Собрание повестей и рассказов в одном томе - страница 211

Шрифт
Интервал


Эти – нет. Они чувствуют себя на высоте… как на высоте, для которой они созданы, они верят, что руки при необходимости способны вымахнуться в крылья, и тогда им удастся испытать еще более приятные мгновения, которых жаждет молодая душа.

Стюардессы вкатили в салон тележку и принялись быстро раскладывать перед нами тощие комковатые пакеты в хрустящей бумаге. Всего там и было: холодное вареное яйцо (без соли), две печенюшки, измазанные яблочным джемом, и пакетик с растворимым кофе. Одно утешение, что к кофе принесли кипяток, а не что-то такое, что напоминает собираемую с крыльев и едва подогретую наморозь. Но мы еще не знали, что этой малостью нам придется довольствоваться до Москвы, что Новосибирск, где происходит дозаправка, самолет заправит, а пассажирам откажет. Опять будет утешение: хорошо, что не наоборот. Наш брат, отдаваясь Аэрофлоту, только и делает, что радуется. Радуется, что досталось место, что удалось попасть в туалет, что на десять минут из шести часов в воздухе выключили музыкальный рев, какого не держат и в аду, что перед трапом в клящий мороз или лютую жару держали не до смертного, а только до сердечного удара, что чемодан вернули годным еще для одной поездки.
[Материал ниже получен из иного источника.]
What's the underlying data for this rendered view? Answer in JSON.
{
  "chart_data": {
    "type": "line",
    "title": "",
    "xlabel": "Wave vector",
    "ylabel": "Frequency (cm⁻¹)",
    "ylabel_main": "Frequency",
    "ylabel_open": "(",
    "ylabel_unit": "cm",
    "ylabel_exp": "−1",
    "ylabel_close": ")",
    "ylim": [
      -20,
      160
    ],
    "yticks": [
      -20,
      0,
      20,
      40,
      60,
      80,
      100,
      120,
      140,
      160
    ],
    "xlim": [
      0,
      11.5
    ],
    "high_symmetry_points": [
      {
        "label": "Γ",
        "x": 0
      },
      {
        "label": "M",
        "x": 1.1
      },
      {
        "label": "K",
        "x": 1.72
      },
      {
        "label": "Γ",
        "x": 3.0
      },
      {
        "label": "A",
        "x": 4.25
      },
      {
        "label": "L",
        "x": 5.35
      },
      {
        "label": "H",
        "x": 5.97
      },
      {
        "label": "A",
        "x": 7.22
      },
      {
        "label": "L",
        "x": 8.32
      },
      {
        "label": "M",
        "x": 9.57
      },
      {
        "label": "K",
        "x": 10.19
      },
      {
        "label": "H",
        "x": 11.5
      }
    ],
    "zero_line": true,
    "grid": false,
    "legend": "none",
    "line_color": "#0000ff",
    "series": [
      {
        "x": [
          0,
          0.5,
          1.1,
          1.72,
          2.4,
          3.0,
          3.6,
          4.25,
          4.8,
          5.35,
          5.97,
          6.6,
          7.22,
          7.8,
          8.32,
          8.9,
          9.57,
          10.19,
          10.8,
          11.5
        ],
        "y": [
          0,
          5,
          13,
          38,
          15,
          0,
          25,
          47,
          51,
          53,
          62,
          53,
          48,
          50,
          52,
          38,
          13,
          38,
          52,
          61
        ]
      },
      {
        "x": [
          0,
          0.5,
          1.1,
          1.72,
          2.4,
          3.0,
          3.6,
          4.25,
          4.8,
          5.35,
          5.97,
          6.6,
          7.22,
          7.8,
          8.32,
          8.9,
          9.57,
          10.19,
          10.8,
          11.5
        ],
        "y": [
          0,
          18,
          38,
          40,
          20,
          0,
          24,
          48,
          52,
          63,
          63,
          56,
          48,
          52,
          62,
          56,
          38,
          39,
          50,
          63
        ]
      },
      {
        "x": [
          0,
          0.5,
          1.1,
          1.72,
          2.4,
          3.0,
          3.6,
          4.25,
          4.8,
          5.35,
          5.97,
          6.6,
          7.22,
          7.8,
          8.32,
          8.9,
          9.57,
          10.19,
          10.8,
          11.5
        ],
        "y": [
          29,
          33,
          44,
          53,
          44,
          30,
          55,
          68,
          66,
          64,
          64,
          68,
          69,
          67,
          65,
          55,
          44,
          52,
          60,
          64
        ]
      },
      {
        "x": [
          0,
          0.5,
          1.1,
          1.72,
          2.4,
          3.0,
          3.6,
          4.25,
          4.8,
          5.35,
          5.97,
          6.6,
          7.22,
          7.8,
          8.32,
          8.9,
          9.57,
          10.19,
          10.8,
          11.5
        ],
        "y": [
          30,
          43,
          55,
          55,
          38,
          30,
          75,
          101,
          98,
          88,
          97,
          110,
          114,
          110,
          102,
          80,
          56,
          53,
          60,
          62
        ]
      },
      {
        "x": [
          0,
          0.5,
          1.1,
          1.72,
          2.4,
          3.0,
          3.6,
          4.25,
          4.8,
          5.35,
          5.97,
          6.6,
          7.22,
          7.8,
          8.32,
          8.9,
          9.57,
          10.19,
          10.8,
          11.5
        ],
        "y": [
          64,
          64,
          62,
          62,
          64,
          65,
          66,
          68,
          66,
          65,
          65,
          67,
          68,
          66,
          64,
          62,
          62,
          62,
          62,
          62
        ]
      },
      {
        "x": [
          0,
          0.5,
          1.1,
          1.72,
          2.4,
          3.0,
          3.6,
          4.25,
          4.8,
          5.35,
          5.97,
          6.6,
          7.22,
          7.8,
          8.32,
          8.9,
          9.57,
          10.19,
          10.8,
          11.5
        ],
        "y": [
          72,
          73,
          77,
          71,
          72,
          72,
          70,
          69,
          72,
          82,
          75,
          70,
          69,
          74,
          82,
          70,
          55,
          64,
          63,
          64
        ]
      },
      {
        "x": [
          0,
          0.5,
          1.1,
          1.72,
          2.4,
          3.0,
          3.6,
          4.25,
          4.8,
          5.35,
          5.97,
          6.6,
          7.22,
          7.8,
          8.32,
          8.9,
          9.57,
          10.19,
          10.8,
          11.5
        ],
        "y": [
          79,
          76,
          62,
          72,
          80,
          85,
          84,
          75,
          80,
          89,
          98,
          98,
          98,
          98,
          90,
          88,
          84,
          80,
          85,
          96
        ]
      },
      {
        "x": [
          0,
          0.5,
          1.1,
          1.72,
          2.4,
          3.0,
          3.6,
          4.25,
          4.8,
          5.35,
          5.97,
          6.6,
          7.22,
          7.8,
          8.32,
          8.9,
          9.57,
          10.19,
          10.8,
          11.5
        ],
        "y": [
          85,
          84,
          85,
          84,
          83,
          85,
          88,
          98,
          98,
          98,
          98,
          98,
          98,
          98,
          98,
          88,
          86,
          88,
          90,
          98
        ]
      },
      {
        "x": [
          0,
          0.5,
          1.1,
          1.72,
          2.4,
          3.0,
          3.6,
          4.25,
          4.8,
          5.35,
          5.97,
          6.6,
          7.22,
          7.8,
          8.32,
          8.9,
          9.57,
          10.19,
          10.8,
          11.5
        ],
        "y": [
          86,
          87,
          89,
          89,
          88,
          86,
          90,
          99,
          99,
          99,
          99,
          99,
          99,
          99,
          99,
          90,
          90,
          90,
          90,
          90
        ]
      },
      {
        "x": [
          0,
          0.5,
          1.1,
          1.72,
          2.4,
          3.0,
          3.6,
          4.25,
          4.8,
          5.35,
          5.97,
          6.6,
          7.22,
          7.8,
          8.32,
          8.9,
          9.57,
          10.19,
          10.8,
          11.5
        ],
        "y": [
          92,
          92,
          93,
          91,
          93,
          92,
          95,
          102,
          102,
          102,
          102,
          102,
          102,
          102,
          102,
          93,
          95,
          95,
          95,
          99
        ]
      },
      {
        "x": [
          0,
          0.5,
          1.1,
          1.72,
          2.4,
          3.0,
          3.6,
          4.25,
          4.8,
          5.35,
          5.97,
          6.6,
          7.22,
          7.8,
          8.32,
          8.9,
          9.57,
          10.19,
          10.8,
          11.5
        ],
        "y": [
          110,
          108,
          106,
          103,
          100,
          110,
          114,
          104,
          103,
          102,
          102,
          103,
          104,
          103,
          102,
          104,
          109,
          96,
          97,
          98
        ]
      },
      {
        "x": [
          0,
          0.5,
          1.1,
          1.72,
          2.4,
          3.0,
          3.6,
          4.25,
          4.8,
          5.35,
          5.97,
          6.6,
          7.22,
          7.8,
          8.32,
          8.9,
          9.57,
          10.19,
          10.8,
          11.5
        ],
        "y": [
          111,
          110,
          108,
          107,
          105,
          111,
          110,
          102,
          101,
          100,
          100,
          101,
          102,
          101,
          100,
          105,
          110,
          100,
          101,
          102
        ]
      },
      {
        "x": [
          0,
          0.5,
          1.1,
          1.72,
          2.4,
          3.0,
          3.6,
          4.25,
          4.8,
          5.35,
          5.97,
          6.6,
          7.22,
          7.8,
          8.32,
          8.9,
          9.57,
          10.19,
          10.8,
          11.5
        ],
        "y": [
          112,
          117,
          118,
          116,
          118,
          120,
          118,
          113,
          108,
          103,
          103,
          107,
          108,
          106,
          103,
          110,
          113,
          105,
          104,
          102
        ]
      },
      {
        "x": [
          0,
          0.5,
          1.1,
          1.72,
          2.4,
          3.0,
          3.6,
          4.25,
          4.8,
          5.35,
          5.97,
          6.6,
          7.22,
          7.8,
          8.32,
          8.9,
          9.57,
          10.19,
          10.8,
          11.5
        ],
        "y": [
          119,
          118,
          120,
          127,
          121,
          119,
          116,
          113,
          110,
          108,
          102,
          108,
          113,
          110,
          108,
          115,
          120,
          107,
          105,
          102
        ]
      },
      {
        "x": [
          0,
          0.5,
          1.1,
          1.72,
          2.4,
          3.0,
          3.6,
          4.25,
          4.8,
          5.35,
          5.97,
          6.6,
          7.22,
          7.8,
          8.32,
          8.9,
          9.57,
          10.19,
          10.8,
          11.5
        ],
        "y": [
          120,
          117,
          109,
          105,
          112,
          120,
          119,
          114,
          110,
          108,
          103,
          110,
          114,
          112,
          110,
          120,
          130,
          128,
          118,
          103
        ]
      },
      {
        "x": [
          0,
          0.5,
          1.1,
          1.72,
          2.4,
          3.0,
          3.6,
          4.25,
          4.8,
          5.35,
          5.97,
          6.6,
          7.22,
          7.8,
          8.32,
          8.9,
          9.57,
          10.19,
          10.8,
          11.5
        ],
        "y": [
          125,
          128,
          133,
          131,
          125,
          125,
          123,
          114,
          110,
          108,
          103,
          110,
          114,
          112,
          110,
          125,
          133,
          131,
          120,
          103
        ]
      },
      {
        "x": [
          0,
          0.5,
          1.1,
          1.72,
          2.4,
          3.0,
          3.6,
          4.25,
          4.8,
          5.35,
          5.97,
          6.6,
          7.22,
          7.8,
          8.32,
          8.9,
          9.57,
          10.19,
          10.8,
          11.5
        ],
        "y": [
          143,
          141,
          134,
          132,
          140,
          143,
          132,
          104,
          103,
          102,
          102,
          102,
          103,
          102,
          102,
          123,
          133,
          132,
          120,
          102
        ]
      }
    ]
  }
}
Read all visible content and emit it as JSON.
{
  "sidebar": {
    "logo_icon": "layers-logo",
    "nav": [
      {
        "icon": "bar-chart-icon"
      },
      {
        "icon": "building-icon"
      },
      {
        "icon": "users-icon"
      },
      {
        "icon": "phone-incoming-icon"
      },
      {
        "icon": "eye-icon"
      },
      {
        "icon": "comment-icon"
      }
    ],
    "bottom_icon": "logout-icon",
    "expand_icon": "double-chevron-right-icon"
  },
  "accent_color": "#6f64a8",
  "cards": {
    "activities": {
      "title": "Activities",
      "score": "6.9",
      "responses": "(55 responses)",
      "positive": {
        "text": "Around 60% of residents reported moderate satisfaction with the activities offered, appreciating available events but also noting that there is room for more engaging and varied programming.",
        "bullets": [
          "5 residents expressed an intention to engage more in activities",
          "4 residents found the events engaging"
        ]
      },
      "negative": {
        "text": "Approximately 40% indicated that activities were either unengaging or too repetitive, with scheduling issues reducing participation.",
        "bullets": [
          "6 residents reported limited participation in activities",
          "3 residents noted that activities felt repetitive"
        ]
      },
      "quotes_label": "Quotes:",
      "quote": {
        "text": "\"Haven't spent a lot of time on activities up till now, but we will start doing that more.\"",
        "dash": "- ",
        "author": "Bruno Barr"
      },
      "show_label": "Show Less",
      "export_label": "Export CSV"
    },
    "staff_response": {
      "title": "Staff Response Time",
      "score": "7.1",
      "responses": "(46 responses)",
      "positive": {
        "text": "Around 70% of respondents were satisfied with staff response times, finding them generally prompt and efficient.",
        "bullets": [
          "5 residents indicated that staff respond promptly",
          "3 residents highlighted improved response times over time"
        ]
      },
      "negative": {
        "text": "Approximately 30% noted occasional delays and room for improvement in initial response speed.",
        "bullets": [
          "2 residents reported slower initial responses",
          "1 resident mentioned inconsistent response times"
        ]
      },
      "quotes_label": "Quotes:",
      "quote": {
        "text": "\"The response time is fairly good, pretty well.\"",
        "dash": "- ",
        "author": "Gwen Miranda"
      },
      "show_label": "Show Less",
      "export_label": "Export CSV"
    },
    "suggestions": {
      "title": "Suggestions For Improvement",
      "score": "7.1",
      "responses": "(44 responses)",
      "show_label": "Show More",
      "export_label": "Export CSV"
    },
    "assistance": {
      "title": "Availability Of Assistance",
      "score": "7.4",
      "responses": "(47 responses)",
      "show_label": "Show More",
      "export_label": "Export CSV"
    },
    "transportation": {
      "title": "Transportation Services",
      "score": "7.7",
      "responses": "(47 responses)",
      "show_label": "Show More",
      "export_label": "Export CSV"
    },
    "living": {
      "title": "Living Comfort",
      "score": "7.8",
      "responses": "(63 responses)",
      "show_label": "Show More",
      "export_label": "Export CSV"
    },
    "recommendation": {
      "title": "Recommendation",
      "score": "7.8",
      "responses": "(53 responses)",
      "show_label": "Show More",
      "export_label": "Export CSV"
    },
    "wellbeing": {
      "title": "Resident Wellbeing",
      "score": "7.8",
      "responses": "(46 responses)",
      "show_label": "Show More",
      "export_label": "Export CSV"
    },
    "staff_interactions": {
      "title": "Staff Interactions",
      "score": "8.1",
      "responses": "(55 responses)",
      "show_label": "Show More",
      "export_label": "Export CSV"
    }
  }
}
Счастливые были времена! И каждый из нас, выходя в порту назначения, считал себя заново родившимся. Оттого и грустно расставаться с Аэрофлотом, что навсегда теперь мы лишаемся этих воскресительных радостей приземления, чудесным образом умевших превращать неприятности полета в забавные приключения.

Но пока мы летим… летим, протыкая небо птицеподобной стрелой, в полом чреве которой гулко и дробно бьется жизнь.

Обед был так непритязателен, что на него хватило пяти минут и на десерт осталось удивление, вместе с которым можно было поразмышлять о неровностях дорог, избираемых отечественной историей. Но и после этого меня ожидало вознаграждение: стюардесса предложила второй пакетик с кофе и подлила кипятку. Закуска раздразнила аппетит, а кофе притупил. Очевидно, еще лучше он притупляется табаком. Зачадили, зачадили уже открыто, намешивая, нагущая «атмосферу», превращая ее в клубящуюся облачность, забивающую дыхание. Вспомнилась фраза Толстого: «…поощряя пищеварение курением сигареты». Для «поощрения» врубили еще музыку, способную дробить камни. Я прежде запасался затычками для ушей – не помогает, децибелы, как рентгеновские лучи, проникают сквозь любую оболочку. Но прежде до такого громоподобна и не доходило. Неужели все это способно оставаться внутри самолета и не выплескивается наружу – разорвет же! На этот раз не я, а женщина рядом со мной придержала стюардессу: нельзя ли потише? «Нельзя, требуют еще громче». – «А что – можно еще громче?» – удивился я. «Нельзя», – как будто понимающе вздохнула стюардесса.